The answer is that any departure from the core obligation will be subject to franchisor’s consent and such consent may be subject to conditions. If such consent is granted, this will need to be documented and this is usually done by way of a side letter which would typically address the following matters:
Nature of “other” business – this could be specific by naming the other business expressly which would mean that the named business is the only other business you can be involved with and any further or additional interest would require fresh consent and a further side letter. Alternatively, the side letter could be phrased to allow involvement in any business as long as it is not a similar or a competing business.
Limit on hours
The side letter could set a maximum number of hours that you are permitted to spend on “other” business interests. This would be suitable if the other business only requires a small amount of your time, e.g. a non-executive directorship of another business which requires up to 2 hours a month.
Limited in time
Perhaps this involvement is only temporary in which case the side letter would reflect the fact that your involvement in the other business will be limited in duration.

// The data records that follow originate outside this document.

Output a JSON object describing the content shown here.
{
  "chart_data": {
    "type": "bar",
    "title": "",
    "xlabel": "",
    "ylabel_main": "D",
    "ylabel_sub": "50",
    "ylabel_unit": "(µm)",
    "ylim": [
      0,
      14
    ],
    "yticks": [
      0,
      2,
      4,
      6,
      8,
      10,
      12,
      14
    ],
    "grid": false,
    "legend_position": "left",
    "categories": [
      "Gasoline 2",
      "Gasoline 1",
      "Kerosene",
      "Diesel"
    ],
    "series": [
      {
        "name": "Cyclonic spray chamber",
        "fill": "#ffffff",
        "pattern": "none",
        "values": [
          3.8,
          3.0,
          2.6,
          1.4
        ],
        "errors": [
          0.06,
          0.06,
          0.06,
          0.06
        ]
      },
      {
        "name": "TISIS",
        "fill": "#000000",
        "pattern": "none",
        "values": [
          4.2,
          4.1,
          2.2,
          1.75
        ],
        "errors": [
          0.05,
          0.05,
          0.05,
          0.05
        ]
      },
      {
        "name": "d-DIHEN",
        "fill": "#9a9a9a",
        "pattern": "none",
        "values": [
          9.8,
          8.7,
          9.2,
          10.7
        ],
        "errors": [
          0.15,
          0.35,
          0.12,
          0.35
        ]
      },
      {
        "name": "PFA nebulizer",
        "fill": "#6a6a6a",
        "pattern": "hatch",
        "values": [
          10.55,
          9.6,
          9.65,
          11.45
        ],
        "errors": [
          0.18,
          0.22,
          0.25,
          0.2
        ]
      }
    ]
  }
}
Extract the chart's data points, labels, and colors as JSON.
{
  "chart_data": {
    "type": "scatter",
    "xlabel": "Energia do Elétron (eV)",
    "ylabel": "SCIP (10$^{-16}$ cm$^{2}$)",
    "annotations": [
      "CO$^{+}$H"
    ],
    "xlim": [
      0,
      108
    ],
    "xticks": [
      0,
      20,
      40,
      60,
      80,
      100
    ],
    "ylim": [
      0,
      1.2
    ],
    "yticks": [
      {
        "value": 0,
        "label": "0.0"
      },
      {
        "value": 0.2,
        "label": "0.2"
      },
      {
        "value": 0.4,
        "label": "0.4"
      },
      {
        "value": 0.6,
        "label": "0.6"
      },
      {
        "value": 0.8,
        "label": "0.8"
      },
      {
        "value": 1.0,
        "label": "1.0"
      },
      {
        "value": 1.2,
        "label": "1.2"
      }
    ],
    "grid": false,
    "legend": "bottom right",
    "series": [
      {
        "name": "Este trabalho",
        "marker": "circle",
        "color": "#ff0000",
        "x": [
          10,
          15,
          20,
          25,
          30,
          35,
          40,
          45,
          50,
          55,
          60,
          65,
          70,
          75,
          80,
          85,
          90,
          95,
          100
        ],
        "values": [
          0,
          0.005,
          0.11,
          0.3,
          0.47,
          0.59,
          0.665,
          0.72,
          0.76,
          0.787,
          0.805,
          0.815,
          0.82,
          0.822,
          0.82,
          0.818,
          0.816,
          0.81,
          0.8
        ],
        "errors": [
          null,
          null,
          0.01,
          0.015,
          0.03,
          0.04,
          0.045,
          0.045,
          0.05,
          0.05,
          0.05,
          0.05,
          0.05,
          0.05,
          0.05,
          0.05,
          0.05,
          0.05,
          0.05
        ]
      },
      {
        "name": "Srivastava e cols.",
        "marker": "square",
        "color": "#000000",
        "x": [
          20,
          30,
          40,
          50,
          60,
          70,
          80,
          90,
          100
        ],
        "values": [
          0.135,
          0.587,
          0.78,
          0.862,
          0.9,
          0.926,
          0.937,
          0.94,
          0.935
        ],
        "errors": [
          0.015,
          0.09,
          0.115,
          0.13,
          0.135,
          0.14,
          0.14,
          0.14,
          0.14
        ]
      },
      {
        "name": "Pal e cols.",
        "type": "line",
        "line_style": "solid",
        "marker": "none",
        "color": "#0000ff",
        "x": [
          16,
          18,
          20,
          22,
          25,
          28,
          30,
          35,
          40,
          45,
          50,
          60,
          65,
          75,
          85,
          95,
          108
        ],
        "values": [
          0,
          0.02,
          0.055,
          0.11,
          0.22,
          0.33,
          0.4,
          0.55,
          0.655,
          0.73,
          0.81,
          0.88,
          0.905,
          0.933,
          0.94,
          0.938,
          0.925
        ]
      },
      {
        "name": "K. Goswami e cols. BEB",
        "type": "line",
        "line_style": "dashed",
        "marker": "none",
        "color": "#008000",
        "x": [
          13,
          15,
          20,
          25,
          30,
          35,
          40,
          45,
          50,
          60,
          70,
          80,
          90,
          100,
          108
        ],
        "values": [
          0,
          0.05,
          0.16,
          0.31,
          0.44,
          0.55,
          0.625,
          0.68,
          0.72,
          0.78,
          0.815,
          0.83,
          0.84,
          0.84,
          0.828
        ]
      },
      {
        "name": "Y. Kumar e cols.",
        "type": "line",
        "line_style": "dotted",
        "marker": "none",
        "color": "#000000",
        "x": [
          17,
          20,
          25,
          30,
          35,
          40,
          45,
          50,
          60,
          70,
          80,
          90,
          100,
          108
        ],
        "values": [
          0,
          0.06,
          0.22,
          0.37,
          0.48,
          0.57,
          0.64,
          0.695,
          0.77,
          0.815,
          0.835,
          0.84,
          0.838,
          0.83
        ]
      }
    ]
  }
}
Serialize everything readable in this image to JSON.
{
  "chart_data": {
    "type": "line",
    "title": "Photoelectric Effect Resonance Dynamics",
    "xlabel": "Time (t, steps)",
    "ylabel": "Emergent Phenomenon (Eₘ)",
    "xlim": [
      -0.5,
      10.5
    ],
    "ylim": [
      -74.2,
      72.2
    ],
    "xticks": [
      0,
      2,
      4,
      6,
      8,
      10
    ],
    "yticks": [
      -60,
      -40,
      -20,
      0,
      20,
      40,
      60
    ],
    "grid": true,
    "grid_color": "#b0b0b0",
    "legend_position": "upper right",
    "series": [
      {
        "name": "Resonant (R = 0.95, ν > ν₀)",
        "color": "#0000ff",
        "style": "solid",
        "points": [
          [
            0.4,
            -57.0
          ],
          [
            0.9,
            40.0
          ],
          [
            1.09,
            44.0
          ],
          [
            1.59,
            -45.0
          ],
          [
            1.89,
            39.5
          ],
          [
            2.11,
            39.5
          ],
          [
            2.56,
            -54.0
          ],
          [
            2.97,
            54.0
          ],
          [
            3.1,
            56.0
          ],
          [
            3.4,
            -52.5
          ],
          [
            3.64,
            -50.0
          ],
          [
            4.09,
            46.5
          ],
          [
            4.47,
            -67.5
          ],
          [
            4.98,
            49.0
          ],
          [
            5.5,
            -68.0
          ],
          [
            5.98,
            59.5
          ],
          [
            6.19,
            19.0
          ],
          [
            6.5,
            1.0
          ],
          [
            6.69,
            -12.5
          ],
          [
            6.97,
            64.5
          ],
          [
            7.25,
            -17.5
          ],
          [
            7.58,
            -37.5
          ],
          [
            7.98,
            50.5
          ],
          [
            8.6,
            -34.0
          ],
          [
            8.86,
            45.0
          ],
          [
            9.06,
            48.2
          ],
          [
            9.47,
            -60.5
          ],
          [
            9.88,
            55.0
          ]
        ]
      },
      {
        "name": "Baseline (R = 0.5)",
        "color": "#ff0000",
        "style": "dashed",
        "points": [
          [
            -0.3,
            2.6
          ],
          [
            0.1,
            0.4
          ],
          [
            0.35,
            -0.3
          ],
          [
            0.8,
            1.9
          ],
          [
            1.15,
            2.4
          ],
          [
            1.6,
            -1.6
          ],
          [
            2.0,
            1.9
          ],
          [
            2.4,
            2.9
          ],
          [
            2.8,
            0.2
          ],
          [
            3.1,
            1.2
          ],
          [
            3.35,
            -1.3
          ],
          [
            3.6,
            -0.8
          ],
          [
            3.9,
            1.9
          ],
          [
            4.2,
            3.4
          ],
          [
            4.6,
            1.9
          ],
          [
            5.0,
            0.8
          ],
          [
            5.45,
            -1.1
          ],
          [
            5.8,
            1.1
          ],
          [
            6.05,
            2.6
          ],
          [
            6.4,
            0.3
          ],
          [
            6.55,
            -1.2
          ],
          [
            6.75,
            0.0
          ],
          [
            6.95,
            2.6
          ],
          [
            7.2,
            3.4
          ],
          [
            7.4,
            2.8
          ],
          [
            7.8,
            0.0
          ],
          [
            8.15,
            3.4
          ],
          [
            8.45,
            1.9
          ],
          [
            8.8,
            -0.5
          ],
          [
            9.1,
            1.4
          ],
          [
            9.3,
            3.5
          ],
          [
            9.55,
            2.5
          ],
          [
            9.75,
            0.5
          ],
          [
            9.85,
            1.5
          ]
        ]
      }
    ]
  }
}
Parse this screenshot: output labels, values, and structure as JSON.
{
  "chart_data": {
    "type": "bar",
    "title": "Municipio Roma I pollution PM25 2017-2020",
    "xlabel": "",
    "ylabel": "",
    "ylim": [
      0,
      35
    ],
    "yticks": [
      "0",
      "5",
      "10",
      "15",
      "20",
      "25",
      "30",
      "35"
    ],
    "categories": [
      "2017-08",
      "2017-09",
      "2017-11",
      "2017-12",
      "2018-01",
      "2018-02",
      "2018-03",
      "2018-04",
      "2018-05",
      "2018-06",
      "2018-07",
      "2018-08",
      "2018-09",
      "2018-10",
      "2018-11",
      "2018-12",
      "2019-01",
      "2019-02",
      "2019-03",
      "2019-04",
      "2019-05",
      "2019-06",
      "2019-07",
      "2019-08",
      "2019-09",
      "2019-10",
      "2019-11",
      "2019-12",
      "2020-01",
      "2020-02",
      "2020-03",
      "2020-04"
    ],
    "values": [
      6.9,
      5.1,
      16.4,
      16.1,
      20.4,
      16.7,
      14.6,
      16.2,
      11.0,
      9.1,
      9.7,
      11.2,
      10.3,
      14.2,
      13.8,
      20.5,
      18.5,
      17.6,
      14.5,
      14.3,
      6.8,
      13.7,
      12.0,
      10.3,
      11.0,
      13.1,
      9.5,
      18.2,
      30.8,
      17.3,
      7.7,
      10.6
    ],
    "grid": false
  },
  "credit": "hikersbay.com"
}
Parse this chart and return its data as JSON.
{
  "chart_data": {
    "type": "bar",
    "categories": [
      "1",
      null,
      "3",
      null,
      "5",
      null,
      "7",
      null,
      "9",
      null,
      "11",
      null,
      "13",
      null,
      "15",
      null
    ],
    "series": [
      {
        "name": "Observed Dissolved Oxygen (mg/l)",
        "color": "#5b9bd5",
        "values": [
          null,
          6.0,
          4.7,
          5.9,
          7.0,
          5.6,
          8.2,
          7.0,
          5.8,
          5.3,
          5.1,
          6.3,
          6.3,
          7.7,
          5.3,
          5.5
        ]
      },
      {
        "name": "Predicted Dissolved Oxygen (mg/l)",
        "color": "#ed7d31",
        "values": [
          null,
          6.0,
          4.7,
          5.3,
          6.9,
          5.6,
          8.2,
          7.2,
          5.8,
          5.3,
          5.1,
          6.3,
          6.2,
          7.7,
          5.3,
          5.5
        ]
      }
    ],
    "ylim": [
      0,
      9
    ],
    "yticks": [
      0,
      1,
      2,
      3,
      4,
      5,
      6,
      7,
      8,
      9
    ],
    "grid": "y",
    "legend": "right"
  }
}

If the other business is likely to demand more time than simply a couple of hours per month, then you may be required to recruit accordingly and make provisions within your existing franchised business, for example by recruiting a general manager, who may require franchisor’s approval prior to being appointed and will need to complete training. Despite having a general manager in place, it will be you who will be ultimately responsible for the business.
Consent may be subject to your franchised business continuing to meet certain performance criteria and/or milestones. Ultimately, the franchisor will want to be assured that your franchised business will not suffer as a result of your other business interests. The side letter should also set out what will happen if the performance is negatively affected. Again, there are a number of possibilities from ceasing your involvement in the other business to selling the franchised business.
If you are scaling up and looking to purchase a second or additional franchise from the same franchisor (i.e. becoming a multi-unit franchisee), then the side letter is likely to waive the requirement of full time and attention by replacing it with an obligation to dedicate such time and attention as may be appropriate by focusing on performance criteria instead. In this case, it is also common for the franchise agreements to be linked so that breach of one may be treated as breach of all. In addition, in the case of multi-unit ownership, you can expect the side letter to set out the agreed steps for what will happen if one or more stores or businesses fail to perform or where performance deteriorates.
If you are investing in another franchise but it is with a different franchisor, i.e. becoming a multi-brand operator, then essentially you will need to have the same conversation with both franchisors, ensure that you have side letters in place for both franchise agreements and expect the consent conditions to be subject to performance criteria.
In conclusion, the obligation of full time and attention does not necessarily preclude you from having other business interests or indeed scaling up but it will require timely discussion with the franchisor and consent may be subject to conditions since the franchisor will expect you to continue to grow and expand your franchised business!